Charleston, South Carolina, where I grew up, is a wonderful antebellum town, containing descendants of the remarkably stubborn and contentious people who gleefully fired cannon balls at Fort Sumter to start the civil war. A town where everyone knows how to shuck an oyster, sail a sailboat, and owns a seersucker suit. A kind of preppie heaven. The place is constantly visited, and beloved, by tourists. They have no idea that behind the seductive, strictly preserved exteriors, homeowners wage a constant battle against cracking ceilings, tidal moisture in basements and ancient problematic roofs, and that in fact, Charlestonians live in a type of self-imposed squalor.
In the days of my youth, King Street was a down on it’s luck commercial street. Bars, empty storefronts and oddball businesses. Driving down King, upstanding moms with a load of kids would scowl at one particular storefront, a record shop with a David Bowie circa Ziggy Stardust poster in its cluttered, dirty window. Walking down King a whiff of incense and essence oils, a counter culture wind, blew out the door onto the sidewalk.
In fifth grade my friend Chris, atop a rusting tower overlooking the Porter Gaud School playground and the marshes of the Ashley River, told me about the Beatles. Chris had a rhapsodic obsession with them. I listened to records at his house and the music intrigued me.

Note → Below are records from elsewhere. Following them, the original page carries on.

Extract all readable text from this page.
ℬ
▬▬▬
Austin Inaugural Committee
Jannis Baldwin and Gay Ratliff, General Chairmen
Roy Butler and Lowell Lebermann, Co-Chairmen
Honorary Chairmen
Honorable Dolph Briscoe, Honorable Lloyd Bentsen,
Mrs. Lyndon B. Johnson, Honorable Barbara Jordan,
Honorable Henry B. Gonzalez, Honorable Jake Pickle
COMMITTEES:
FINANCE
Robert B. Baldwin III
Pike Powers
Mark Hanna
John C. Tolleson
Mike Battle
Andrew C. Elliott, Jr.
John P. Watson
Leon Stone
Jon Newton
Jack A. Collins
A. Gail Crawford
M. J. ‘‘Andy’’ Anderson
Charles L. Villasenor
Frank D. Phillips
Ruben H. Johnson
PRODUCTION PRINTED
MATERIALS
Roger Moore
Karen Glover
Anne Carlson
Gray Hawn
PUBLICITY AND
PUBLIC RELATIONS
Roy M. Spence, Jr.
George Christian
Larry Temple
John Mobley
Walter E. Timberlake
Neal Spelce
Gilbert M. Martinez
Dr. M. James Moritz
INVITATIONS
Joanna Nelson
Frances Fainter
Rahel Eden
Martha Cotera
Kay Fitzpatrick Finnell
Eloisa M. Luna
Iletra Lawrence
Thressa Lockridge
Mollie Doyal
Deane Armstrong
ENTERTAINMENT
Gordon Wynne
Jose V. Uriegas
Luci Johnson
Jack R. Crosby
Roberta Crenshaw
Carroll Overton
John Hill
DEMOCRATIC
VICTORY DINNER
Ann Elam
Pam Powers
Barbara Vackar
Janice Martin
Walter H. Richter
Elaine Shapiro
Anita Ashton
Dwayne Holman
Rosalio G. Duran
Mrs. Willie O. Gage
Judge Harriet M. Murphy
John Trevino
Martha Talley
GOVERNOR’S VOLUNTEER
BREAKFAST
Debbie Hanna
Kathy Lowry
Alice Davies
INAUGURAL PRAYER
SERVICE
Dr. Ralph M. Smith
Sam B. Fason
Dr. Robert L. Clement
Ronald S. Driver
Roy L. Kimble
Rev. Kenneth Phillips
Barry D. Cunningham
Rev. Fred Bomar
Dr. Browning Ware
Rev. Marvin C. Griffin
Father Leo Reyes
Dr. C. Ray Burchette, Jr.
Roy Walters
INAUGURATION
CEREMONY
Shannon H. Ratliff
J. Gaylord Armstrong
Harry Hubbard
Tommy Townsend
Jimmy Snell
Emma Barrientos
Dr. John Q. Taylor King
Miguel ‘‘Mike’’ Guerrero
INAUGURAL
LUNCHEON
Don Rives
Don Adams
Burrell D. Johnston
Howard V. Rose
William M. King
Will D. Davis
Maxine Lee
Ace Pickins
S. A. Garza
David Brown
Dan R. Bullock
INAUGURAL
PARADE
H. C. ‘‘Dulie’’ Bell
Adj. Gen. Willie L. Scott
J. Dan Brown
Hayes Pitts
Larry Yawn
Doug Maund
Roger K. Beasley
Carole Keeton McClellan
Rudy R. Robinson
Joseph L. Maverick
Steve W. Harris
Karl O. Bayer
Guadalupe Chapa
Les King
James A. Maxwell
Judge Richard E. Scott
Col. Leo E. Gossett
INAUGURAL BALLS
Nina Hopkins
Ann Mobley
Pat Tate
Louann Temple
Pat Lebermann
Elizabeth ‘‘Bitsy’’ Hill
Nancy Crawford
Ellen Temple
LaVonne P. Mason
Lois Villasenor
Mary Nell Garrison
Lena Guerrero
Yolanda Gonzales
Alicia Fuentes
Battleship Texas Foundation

I decided to buy my first records.
Chris briefed me about the record store on King Street, owned by a man named “Billy.” An albino and a pen pal of Paul McCartney. Outside the store, I secured my bike to a parking meter with a combination lock, carefully observant of street traffic. It was a small place and no other customers were inside. Numerous incense cones and sticks were burning, an opium and rosewood haze that crawled up my nose and tingled my brain. In an alcove behind the counter there was a shifting, a glimmer of long, powder white hair. There were just a few cramped aisles and crates of records. Posters with yellowed tape clung to the brick walls.
It was a moment as a child, when I felt distinctly without adult supervision and alone. I was very much in a hippie place — those hippies, with their hair and illicit drugs and the easy disdain thrown at them. The Beatles category was well stocked and I located Magical Mystery Tour and St. Pepper’s Lonely Hearts Club. Gripping the plastic wrapped Magical Mystery Tour, I noted the fur costumes and animal masks . Which one was Ringo? Somehow I knew acid had inspired these costumes. I wondered if the music would be beyond me. Perhaps it was too big a leap from the Six Million Dollar Man and The Empire Strikes Back.
I placed my purchases on the counter. An autographed picture of Paul McCartney, circa Wings, and a framed letter hung on the wall. Billy then stepped up behind the counter, tall and fine-featured. He wore a bright silk robe, yellow and red, and staring at him I took in the full experience of his albinism — another first. The bleached eyelashes and pink eyeballs and translucent skin and long white hair. His eyes averted, they blinked rapidly, as if avoiding a terrible glare. I tried not to stare. I stared. The entire effect was a kind of saintly aura, or a groovy rock’n roll wizard. What alien wind had sent him to Charleston? He gathered up the albums and smiled, and said in a lushly effeminate voice, “These albums are really great! Good job!”
I think he sensed I was at a pivotal point, a threshold, and that I was wavering. He meant to encourage me. Indeed, later when I trudged upstairs and pushed aside my parents Tijuana Brass and Frank Sinatra albums and and listened to my new records on an ancient hi-fi turntable, I liked them — the melodies, the strange Lennon lyrics and unpredictable instrumentation — but felt outside the music. Then for a time I didn’t like them. “A Day in the Life” I found scary, and depressingly adult. Though I kept listening.
And slowly, I got it.
Let me take you down cause I’m going to
nothing is real
and nothing to get hung about
Strawberry Fields forever.
*KNOWN THING No. 44: The blessing of your vinyl record purchase by an albino hippie is always auspicious.
*KNOWN THING No. 45: When you find the exception to the orthodoxy, the dangerous hidden core, you must go directly there. You will find treasure to spin your head.
*KNOWN THING No. 46: When you explore the dangerous hidden core, be on the alert for disapproving moms in station wagons. Once they get on the phone, everyone will know your business.